Ride di gusto. “Mi tocca pensare anche alla solidarietà, per far contenti i miei clienti. Se me l’avessero detto qualche anno fa, non ci  avrei creduto”. Si aggiusta sulla sedia. “Ormai la macchina che abbiamo messo in piedi funziona talmente bene che non c’è via di scampo. Lo sanno e si sono stancati di agitarsi. Abbiamo deindustrializzato quasi totalmente il territorio. I sindacalisti sono spossati di dover correre da una parte all’altra in cerca di accordi, di salvataggi e di acquirenti. La disoccupazione non è più una notizia, è una realtà ineluttabile. Cento licenziati in più o in meno, cosa cambia? Ora pensi, lo Stato imposta la Finanziaria per l’anno prossimo ma nessuno, nemmeno l’opposizione, parla di occupazione. Abbassare le tasse, mantenere le pensioni e rassicurare i mercati. Il lavoro non c’è, nemmeno alla lontana. Siamo ormai implacabili e infallibili. Ci mettiamo in moto e andiamo avanti”.

“Ormai alla Palmina sono convinti che sarà una questione di altri tre o quattro anni. Finite le sovvenzioni statali, anche quelle della mobilità e della cassa integrazione, l’azienda chiuderà i battenti.
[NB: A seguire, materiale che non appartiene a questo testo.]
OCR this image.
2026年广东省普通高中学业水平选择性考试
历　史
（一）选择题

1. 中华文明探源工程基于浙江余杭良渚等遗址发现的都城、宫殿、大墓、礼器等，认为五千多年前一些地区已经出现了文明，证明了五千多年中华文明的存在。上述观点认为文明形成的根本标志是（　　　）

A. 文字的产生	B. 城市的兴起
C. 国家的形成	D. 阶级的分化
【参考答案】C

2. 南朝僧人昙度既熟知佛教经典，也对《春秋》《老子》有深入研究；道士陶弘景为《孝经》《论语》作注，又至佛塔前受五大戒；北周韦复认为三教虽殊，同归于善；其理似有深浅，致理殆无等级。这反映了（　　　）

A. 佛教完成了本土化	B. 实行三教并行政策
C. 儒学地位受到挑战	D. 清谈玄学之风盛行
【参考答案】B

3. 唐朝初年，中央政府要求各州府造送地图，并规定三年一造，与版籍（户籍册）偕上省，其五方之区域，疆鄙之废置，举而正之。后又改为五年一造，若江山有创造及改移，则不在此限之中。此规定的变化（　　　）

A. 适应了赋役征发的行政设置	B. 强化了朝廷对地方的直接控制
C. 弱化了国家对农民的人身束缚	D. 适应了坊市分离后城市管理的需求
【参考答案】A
La produzione non c’è più, il grosso l’abbiamo trasferito nelle fabbriche in Inghilterra e Germania. E adesso ci siamo inventati la rotazione dei dipendenti, così le vecchie mansioni saranno un ricordo del passato. Creiamo disagio, sempre più marcato e pesante. Tra poco inizieremo ad offrire soldi in cambio di licenziamenti volontari. Denaro comodo per aprire un’attività o per un paio d’anni alla ricerca di una nuova occupazione. Lo vede, alla fine nemmeno siamo così cattivi”.